Il Galatina bianco è composto da Chardonnay per il almeno il 55%; altre uve possono concorrere alla sua preparazione, quelle a bacca bianca da vitigni autorizzati e raccomandati in provincia di Lecce, fino ad un massimo del 45%. Il Galatina bianco è di colore di un leggero giallo paglierino con riflessi verdolini; il suo odore è delicato e gradevolmente fruttato; il sapore è asciutto, vivace e caratteristico. La gradazione alcolica complessiva risulta di 11 gradi e va bevuto in un tulipano slanciato alla temperatura di servizio di 10-11°C. Per l’abbinamento gastronomico vanno bene gli antipasti leggeri, spaghetti alla marinara, risotti delicati a base di pesce, minestre leggere di verdure e formaggi teneri di pochissima stagionatura.

Il Galatina Chardonnay viene da uve di Chardonnay per almeno l’85%; altre uve come nel caso precedente possono concorrervi fino ad un massimo del 15%. Il Galatina Chardonnay è di colore paglierino, di odore delicato e gradevole, di sapore asciutto e consistente. La gradazione alcolica è di 11 gradi e va servito in un tulipano slanciato alla temperatura di servizio di 10/11°C. E’ un buon aperitivo su antipasti misti di sapore leggero, i frutti di mare e le minestre leggere e delicate a base di verdure o pesce, pesci magri lessati o a vapore, formaggi teneri di sapore non deciso.
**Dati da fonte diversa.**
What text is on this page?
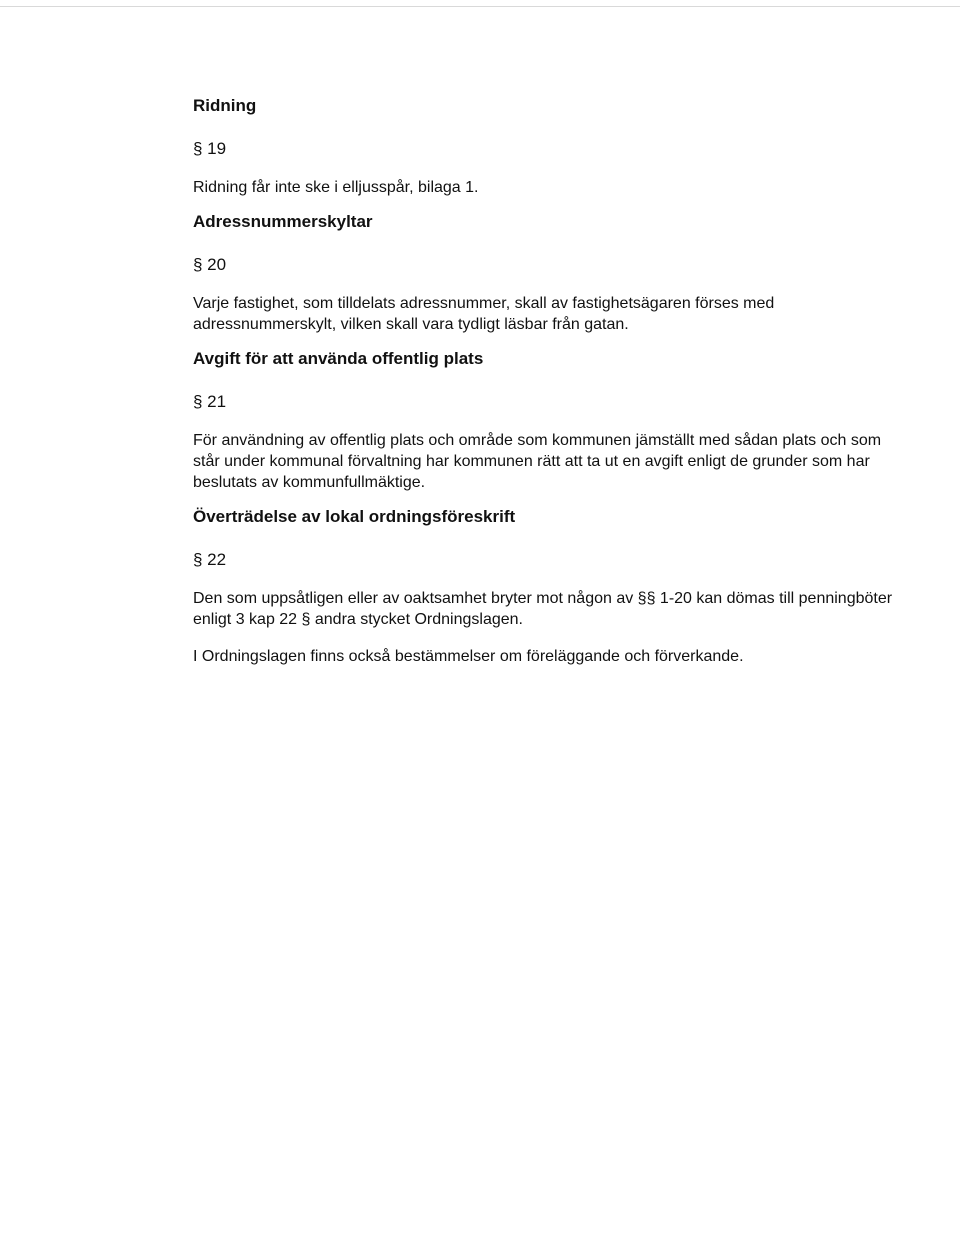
Ridning

§ 19

Ridning får inte ske i elljusspår, bilaga 1.

Adressnummerskyltar

§ 20

Varje fastighet, som tilldelats adressnummer, skall av fastighetsägaren förses med adressnummerskylt, vilken skall vara tydligt läsbar från gatan.

Avgift för att använda offentlig plats

§ 21

För användning av offentlig plats och område som kommunen jämställt med sådan plats och som står under kommunal förvaltning har kommunen rätt att ta ut en avgift enligt de grunder som har beslutats av kommunfullmäktige.

Överträdelse av lokal ordningsföreskrift

§ 22

Den som uppsåtligen eller av oaktsamhet bryter mot någon av §§ 1-20 kan dömas till penningböter enligt 3 kap 22 § andra stycket Ordningslagen.

I Ordningslagen finns också bestämmelser om föreläggande och förverkande.
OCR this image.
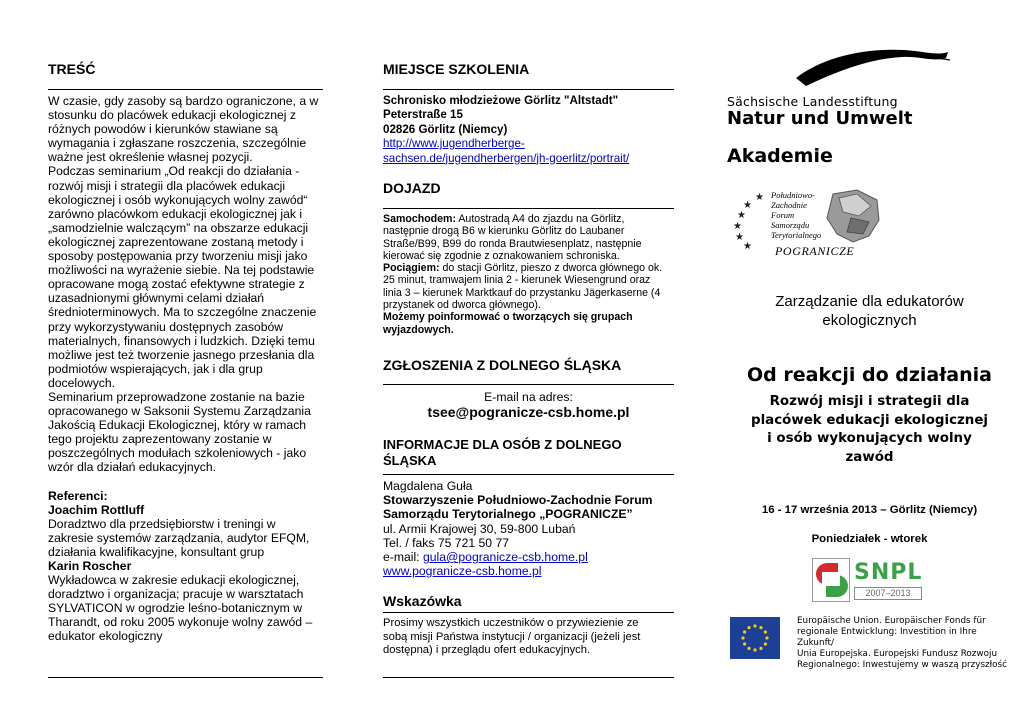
TREŚĆ
W czasie, gdy zasoby są bardzo ograniczone, a w
stosunku do placówek edukacji ekologicznej z
różnych powodów i kierunków stawiane są
wymagania i zgłaszane roszczenia, szczególnie
ważne jest określenie własnej pozycji.
Podczas seminarium „Od reakcji do działania -
rozwój misji i strategii dla placówek edukacji
ekologicznej i osób wykonujących wolny zawód“
zarówno placówkom edukacji ekologicznej jak i
„samodzielnie walczącym” na obszarze edukacji
ekologicznej zaprezentowane zostaną metody i
sposoby postępowania przy tworzeniu misji jako
możliwości na wyrażenie siebie. Na tej podstawie
opracowane mogą zostać efektywne strategie z
uzasadnionymi głównymi celami działań
średnioterminowych. Ma to szczególne znaczenie
przy wykorzystywaniu dostępnych zasobów
materialnych, finansowych i ludzkich. Dzięki temu
możliwe jest też tworzenie jasnego przesłania dla
podmiotów wspierających, jak i dla grup
docelowych.
Seminarium przeprowadzone zostanie na bazie
opracowanego w Saksonii Systemu Zarządzania
Jakością Edukacji Ekologicznej, który w ramach
tego projektu zaprezentowany zostanie w
poszczególnych modułach szkoleniowych - jako
wzór dla działań edukacyjnych.

Referenci:

Joachim Rottluff

Doradztwo dla przedsiębiorstw i treningi w
zakresie systemów zarządzania, audytor EFQM,
działania kwalifikacyjne, konsultant grup

Karin Roscher

Wykładowca w zakresie edukacji ekologicznej,
doradztwo i organizacja; pracuje w warsztatach
SYLVATICON w ogrodzie leśno-botanicznym w
Tharandt, od roku 2005 wykonuje wolny zawód –
edukator ekologiczny
MIEJSCE SZKOLENIA

Schronisko młodzieżowe Görlitz "Altstadt"

Peterstraße 15

02826 Görlitz (Niemcy)

http://www.jugendherberge-
sachsen.de/jugendherbergen/jh-goerlitz/portrait/

DOJAZD
Samochodem: Autostradą A4 do zjazdu na Görlitz,
następnie drogą B6 w kierunku Görlitz do Laubaner
Straße/B99, B99 do ronda Brautwiesenplatz, następnie
kierować się zgodnie z oznakowaniem schroniska.
Pociągiem: do stacji Görlitz, pieszo z dworca głównego ok.
25 minut, tramwajem linia 2 - kierunek Wiesengrund oraz
linia 3 – kierunek Marktkauf do przystanku Jägerkaserne (4
przystanek od dworca głównego).
Możemy poinformować o tworzących się grupach
wyjazdowych.
ZGŁOSZENIA Z DOLNEGO ŚLĄSKA
E-mail na adres:
tsee@pogranicze-csb.home.pl
INFORMACJE DLA OSÓB Z DOLNEGO
ŚLĄSKA

Magdalena Guła

Stowarzyszenie Południowo-Zachodnie Forum

Samorządu Terytorialnego „POGRANICZE”

ul. Armii Krajowej 30, 59-800 Lubań

Tel. / faks 75 721 50 77

e-mail: gula@pogranicze-csb.home.pl

www.pogranicze-csb.home.pl

Wskazówka
Prosimy wszystkich uczestników o przywiezienie ze
sobą misji Państwa instytucji / organizacji (jeżeli jest
dostępna) i przeglądu ofert edukacyjnych.
Sächsische Landesstiftung
Natur und Umwelt
Akademie
★
★
★
★
★
★
Południowo-
Zachodnie
Forum
Samorządu
Terytorialnego
POGRANICZE
Zarządzanie dla edukatorów
ekologicznych
Od reakcji do działania
Rozwój misji i strategii dla
placówek edukacji ekologicznej
i osób wykonujących wolny
zawód
16 - 17 września 2013 – Görlitz (Niemcy)
Poniedziałek - wtorek
SNPL
2007–2013
Europäische Union. Europäischer Fonds für
regionale Entwicklung: Investition in Ihre Zukunft/
Unia Europejska. Europejski Fundusz Rozwoju
Regionalnego: Inwestujemy w waszą przyszłość
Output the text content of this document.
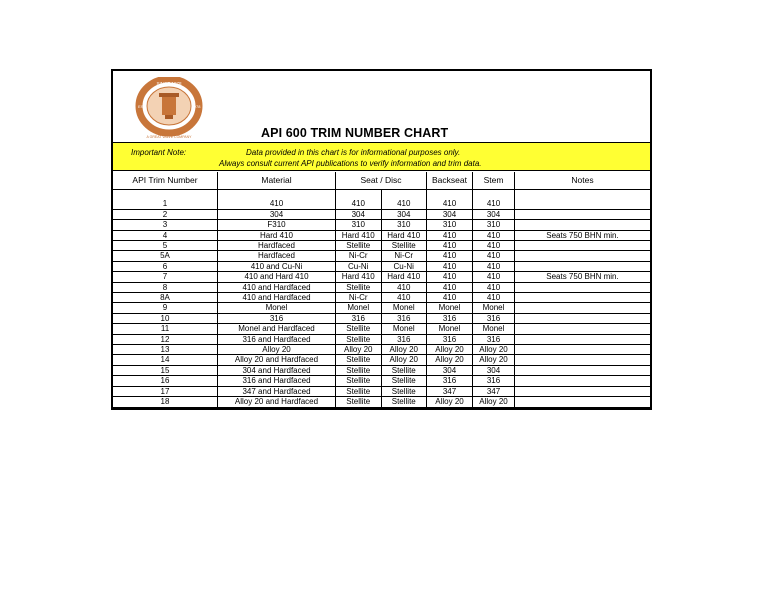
SINCE 1978
EST	1978
A GREAT VALVE COMPANY	API 600 TRIM NUMBER CHART
Important Note:	Data provided in this chart is for informational purposes only.
Always consult current API publications to verify information and trim data.
API Trim Number	Material	Seat / Disc		Backseat	Stem	Notes

1	410	410	410	410	410	
2	304	304	304	304	304	
3	F310	310	310	310	310	
4	Hard 410	Hard 410	Hard 410	410	410	Seats 750 BHN min.
5	Hardfaced	Stellite	Stellite	410	410	
5A	Hardfaced	Ni-Cr	Ni-Cr	410	410	
6	410 and Cu-Ni	Cu-Ni	Cu-Ni	410	410	
7	410 and Hard 410	Hard 410	Hard 410	410	410	Seats 750 BHN min.
8	410 and Hardfaced	Stellite	410	410	410	
8A	410 and Hardfaced	Ni-Cr	410	410	410	
9	Monel	Monel	Monel	Monel	Monel	
10	316	316	316	316	316	
11	Monel and Hardfaced	Stellite	Monel	Monel	Monel	
12	316 and Hardfaced	Stellite	316	316	316	
13	Alloy 20	Alloy 20	Alloy 20	Alloy 20	Alloy 20	
14	Alloy 20 and Hardfaced	Stellite	Alloy 20	Alloy 20	Alloy 20	
15	304 and Hardfaced	Stellite	Stellite	304	304	
16	316 and Hardfaced	Stellite	Stellite	316	316	
17	347 and Hardfaced	Stellite	Stellite	347	347	
18	Alloy 20 and Hardfaced	Stellite	Stellite	Alloy 20	Alloy 20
Il Galatina rosso e Galatina rosato vengono preparati con  uve di Negroamaro per almeno il 65% con l’aggiunta di uve a bacca nera non aromatiche da vitigni raccomandati ed autorizzati nella provincia di Lecce. Esse possono entrarvi per non più del 35%. Il Galatina rosato è di colore rosa tendente al cerasuolo delicato; il suo odore è leggermente vinoso, un po’ persistente e fruttato. La gradazione alcolica complessiva è di 11,5 gradi e va bevuto in un tulipano medio alla temperatura di servizio di 14-15°C. E’ consigliato su antipasti misti anche con salumi, zuppe di pesce con presenza di pomodoro o pesce al forno con condimenti, brodetti a base di carne bianca, fettine di pollame cotto a vapore e carni bianche in genere di sapore delicato, formaggi teneri di bassa stagionatura. Il Galatina rosso ha un colore rosso rubino con riflessi rosso mattone se invecchiato. L’odore è vinoso e intenso, il sapore è pieno, asciutto, robusto , vellutato e caldo. La gradazione alcolica minima è di 12 gradi e va bevuto in un tulipano medio alla temperatura di 18°C. Per gli abbinamenti si consigliano primi di pastasciutta, carni arrosto, pollame al forno, risotti a base di carne e formaggi stagionati.

Il Galatina Negroamaro è, per almeno l’85%, fatto da uve di vitigno Negroamaro. Per il restante 15% da uve non aromatiche da vitigni raccomandati ed autorizzati nella provincia di Lecce. Questo può avere la qualifica di “riserva” se risulta di almeno 12,5 gradi ed è invecchiato per almeno due anni. Il suo colore è rosso rubino di varia intensità che, quando è invecchiato, assume riflessi color rosso mattone; il suo odore è gradevole ed intenso con sapore pieno, elegante ed armonico. La gradazione alcolica complessiva è di almeno 12 gradi e si beve in un bicchiere del tipo tulipano medio alla temperatura di servizio di 18-20°C. Va bene su  primi a base di carne, carni al forno o arrosti di carni, formaggi stagionati. Il tipo “riserva”, che ha un sapore più robusto, vellutato e caldo, va meglio con le carni rosse di sapore deciso e con la selvaggina.